Samsung has announced a whole raft of new Android phones, including the Samsung Galaxy Ace, Galaxy Fit, Galaxy Gio and Galaxy Mini, each of which featuers the same TouchWiz user interface as the Galaxy S, and each of which is lower specced than the other!

None of the phones are particularly well featured – these aren’t your flagship phones – but they all offer the Android experience, and should be extremely affordable when released.

So what have we got in the range then?
Samsung Galaxy Ace, fit, Gio and Mini

A gaggle of Galaxies

Samsung Galaxy Ace
The most interesting is the Samsung Galaxy Ace, but it’s only interesting in the sense that it’s the highest specced of the four. With an 800MHz CPU and 3.5″ screen, though, it’s still no exactly high-specced, and so sits very firmly in the mid-range league. Still, it should be a very usable Android phone, and if it’s priced low enough, it should be more than competent. I should have a review of it in the next few days.

Samsung Galaxy Fit
Next up is the oddly named Samsung Galaxy Fit.
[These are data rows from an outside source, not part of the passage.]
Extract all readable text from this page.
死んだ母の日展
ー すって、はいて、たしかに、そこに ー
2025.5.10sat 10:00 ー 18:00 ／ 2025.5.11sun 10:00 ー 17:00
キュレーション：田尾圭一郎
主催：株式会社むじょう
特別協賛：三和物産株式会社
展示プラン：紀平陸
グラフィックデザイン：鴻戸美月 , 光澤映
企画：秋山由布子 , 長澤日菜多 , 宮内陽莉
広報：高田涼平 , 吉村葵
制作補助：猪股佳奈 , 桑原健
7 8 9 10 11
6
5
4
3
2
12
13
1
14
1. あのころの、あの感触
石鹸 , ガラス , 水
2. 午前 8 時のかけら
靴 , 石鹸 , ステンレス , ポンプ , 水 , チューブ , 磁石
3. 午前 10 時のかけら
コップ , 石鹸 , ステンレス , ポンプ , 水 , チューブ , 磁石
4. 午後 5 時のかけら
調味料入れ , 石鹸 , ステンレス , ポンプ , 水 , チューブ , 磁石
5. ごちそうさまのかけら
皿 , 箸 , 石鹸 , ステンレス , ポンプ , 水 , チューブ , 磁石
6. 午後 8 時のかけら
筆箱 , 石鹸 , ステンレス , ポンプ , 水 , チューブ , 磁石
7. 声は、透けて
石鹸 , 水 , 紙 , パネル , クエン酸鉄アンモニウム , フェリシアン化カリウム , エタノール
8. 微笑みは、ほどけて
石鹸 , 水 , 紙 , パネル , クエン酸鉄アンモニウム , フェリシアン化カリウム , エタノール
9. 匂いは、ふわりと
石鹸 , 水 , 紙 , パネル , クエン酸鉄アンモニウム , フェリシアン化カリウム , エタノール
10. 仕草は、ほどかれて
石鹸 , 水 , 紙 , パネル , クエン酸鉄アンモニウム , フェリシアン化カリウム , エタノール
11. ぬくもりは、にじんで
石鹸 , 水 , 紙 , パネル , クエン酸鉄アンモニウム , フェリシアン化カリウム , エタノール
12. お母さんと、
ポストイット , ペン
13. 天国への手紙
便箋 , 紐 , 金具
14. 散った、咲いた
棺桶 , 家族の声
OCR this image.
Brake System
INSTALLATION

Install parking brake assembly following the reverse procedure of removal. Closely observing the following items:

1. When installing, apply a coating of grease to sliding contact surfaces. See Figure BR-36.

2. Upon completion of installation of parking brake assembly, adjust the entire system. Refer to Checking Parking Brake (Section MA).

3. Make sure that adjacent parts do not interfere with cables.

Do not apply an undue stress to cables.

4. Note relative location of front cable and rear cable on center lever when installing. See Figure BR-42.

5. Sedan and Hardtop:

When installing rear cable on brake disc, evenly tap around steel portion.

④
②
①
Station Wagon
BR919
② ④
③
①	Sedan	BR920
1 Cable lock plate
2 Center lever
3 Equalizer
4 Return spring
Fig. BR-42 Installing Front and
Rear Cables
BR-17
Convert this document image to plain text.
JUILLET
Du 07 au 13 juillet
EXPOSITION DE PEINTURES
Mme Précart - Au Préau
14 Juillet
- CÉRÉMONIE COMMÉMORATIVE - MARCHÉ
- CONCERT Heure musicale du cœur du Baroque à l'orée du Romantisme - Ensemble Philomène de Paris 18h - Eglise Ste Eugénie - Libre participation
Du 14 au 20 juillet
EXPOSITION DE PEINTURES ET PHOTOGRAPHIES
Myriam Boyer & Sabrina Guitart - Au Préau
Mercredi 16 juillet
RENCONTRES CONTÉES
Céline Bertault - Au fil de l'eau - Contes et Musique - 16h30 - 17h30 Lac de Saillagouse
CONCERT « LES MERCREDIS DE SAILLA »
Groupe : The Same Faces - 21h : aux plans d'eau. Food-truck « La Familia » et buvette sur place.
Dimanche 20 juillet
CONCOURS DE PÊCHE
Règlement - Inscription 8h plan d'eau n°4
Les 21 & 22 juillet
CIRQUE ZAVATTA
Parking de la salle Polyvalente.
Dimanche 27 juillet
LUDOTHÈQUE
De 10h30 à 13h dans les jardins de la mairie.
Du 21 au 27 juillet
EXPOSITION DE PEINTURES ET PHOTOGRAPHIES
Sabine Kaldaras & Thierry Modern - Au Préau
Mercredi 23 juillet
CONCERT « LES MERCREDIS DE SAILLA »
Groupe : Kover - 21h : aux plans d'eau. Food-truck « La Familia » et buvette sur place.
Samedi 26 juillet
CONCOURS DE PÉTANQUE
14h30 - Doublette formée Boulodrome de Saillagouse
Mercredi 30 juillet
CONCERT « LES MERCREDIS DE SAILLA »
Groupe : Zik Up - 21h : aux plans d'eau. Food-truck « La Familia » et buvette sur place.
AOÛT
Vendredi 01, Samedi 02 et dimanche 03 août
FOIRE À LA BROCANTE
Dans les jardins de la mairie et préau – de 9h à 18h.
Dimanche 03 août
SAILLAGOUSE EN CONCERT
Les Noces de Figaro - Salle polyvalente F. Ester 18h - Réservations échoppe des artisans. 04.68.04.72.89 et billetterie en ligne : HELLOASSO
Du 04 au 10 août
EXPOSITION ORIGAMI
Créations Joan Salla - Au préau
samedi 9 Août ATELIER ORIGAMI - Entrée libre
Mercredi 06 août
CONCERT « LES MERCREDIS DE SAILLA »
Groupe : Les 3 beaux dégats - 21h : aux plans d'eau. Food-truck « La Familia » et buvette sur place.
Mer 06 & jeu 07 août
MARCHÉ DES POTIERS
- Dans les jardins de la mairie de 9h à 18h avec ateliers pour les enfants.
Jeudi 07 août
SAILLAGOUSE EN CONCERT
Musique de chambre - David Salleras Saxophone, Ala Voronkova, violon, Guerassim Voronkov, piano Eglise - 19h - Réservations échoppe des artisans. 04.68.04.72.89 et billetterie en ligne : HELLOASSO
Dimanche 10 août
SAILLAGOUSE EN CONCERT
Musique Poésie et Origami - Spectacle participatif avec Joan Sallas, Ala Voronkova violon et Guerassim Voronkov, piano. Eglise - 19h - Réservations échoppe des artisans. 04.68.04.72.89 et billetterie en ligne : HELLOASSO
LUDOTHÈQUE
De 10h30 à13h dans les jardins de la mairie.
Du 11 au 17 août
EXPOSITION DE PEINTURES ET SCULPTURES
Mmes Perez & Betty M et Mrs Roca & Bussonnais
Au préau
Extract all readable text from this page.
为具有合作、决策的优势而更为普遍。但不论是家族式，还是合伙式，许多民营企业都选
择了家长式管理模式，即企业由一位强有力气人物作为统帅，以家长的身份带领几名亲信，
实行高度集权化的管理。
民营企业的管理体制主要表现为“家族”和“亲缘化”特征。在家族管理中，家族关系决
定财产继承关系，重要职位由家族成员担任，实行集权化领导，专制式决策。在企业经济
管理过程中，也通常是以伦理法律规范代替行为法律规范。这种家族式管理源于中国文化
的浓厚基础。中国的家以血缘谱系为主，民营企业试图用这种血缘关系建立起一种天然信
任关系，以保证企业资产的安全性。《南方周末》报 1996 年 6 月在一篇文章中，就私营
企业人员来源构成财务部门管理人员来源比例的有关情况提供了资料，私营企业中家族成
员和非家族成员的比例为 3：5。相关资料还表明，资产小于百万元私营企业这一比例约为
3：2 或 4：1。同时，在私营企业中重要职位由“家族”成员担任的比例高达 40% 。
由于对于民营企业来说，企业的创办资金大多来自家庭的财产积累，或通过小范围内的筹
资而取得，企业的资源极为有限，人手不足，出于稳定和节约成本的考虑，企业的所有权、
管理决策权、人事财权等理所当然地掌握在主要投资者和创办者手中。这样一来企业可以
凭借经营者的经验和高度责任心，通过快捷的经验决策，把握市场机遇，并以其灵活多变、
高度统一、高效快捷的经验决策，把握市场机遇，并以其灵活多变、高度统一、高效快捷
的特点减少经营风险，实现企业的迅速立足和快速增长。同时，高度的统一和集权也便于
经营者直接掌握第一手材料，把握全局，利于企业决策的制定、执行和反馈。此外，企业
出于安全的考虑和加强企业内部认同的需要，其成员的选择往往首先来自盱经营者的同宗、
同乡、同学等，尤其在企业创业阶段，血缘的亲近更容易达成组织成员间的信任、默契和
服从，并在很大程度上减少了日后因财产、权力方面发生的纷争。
Featuring a 3.3″ screen and 600MHz processor, it’s got all the features of a 2009 Android phone such as the HTC Hero (although Android as a piece of software is much faster than it was back then, so it should still run much faster than the Hero did).

Samsung Galaxy Gio
The even more oddly-named Galaxy Gio has even smaller display at 3.2″, but takes the processor speed back up to 800MHz, while dropping the camera down from the 5 megapixels of the Ace and Fit, to just 3.2 megapxiels.

Samsung Galaxy Mini
Finally, we have the Samsung Galaxy Mini. Not to be confused with the Sony Ericsson Xperia Mini, which was actually a decent phone in a very small body, the Galaxy Mini is a crap phone in a small body! A tiny 3.14″ screen, 600MHz CPU and 3 megapixel camera are all you get.

Impressively, despite their weak hardware and undoubtedly low price, all of these phones run Froyo (Android 2.2) and come with aGPS, 7.2Mbps HSDPA, accelerometer, compass and proximity sensor that you expect from an Android device.

Expect them to be on display at MWC 2011 in a few weeks’ time.